MFX Solutions Launched to Reduce Microfinance Currency Risk

WASHINGTON, July 7 — MFX Solutions Inc. (MFX), a new company dedicated to managing global currency risk in the microfinance industry, today announced the launch of its operations. MFX will, for the first time, be making modern hedging instruments accessible to microfinance lenders in developing markets where they need it most. MFX has secured $13 million from 17 investors in its first round of financing, with Omidyar Network providing a commitment of $9.3 million.

MFX’s mission is to help microfinance institutions (MFIs) and investors (MIVs) analyze, quantify and reduce currency risk, removing a key impediment to the growth of the sector. It directly addresses the disparity problem MFIs face when they borrow in dollars or euros and lend in a different local currency. MFX solves this problem by providing microfinance lenders access to sophisticated hedging instruments and free, web-based risk management tools tailored to the microfinance business model. By offsetting lender’s risk and thereby lowering their costs, MFX will unlock hundreds of millions of dollars in local currency loans to under-served markets. Reducing currency risk can help the industry move to a more sustainable growth model.

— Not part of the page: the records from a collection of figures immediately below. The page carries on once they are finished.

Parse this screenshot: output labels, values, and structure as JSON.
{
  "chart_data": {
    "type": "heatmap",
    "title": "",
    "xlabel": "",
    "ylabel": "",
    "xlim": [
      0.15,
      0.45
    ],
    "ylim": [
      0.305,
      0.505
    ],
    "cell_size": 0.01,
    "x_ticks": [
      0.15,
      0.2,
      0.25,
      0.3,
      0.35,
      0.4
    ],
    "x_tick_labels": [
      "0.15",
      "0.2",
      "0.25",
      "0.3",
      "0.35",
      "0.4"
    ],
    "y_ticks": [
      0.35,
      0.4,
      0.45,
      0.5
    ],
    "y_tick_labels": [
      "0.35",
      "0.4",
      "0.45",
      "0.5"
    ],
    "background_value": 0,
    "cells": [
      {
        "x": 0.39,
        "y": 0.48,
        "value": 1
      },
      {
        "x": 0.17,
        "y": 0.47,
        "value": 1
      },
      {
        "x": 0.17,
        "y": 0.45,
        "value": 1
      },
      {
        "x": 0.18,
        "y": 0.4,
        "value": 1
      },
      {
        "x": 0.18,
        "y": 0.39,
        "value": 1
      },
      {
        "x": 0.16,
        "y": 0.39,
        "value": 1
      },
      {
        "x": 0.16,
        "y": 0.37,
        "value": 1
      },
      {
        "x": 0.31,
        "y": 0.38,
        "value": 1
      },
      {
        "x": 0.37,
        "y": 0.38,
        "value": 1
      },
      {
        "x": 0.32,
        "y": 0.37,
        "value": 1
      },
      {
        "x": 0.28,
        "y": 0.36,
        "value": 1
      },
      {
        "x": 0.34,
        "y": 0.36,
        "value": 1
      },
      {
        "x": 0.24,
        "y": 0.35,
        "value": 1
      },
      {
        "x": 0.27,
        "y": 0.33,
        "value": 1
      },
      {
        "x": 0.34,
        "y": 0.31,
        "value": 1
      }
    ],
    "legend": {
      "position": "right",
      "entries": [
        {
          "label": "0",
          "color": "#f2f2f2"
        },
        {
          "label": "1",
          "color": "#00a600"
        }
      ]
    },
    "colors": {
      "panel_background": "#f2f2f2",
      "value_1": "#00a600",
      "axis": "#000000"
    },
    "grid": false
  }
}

“Currency risk is a growing threat to microfinance institutions and investors in every part of the world,” said Gary Mulhair of Global Partnerships. “Recent changes in the global economy further underscore the need for an independent organization like MFX to help reduce currency risk and increase the overall security of the sector.”

The initial investors in MFX are a group of US and European microfinance funds, networks, and foundations that have pooled resources to make modern currency risk management tools available to the industry. In addition to the investment by Omidyar Network, Triodos-Doen and Hivos-Triodos Fund of the Netherlands have invested $1.5 million, and ACCION International has invested $1.25 million. Incofin CVSO of Belgium and Calmeadow Foundation of Canada contributed $500,000 and $320,000 respectively. Additional investors include: Calvert Foundation, Global Partnerships, ADA (Luxembourg), Grameen Foundation, Blue Orchard (Switzerland), Mecene/Africap, Microcredit Enterprises, Grassroots Capital, Unitus and Developing World Markets. Start up grant funding for MFX totaling $575,000 has been provided by The Ford Foundation, The Currency Exchange Fund (TCX), The Dutch Development Bank FMO and USAID.

Frank Streppel of Triodos-Doen and Hivos-Triodos Fund said, “MFIs in developing countries often have to accept hard currency loans to finance their activities due to lack of local currency loans. This exposes them to significant risks from currency fluctuation; risk that in many cases is passed on to the microfinance client. Our investment in MFX allows us to offer more loans in local currency, which in the end significantly reduces the burden on the micro-entrepreneur.”

Monica Brand, Director of ACCION International’s Frontier Investments, added, “Getting microfinance to scale isn’t just about efficiency, it’s about reducing vulnerability at the base of the pyramid. ACCION feels strongly that helping to catalyze MFX will simultaneously spur healthy industry growth and lessen the burdens faced by the poor.

Serving Clients and the Industry

To benefit the microfinance industry, MFX will create education programs designed to help MFI managers analyze the risks they face from a changing economic environment. This includes the development of easy-to-use web-based tools, free to the industry at large, that allow MFIs to stress test their balance sheets under different economic scenarios. Tools will be deployed through a variety of training platforms in partnership with other microfinance organizations.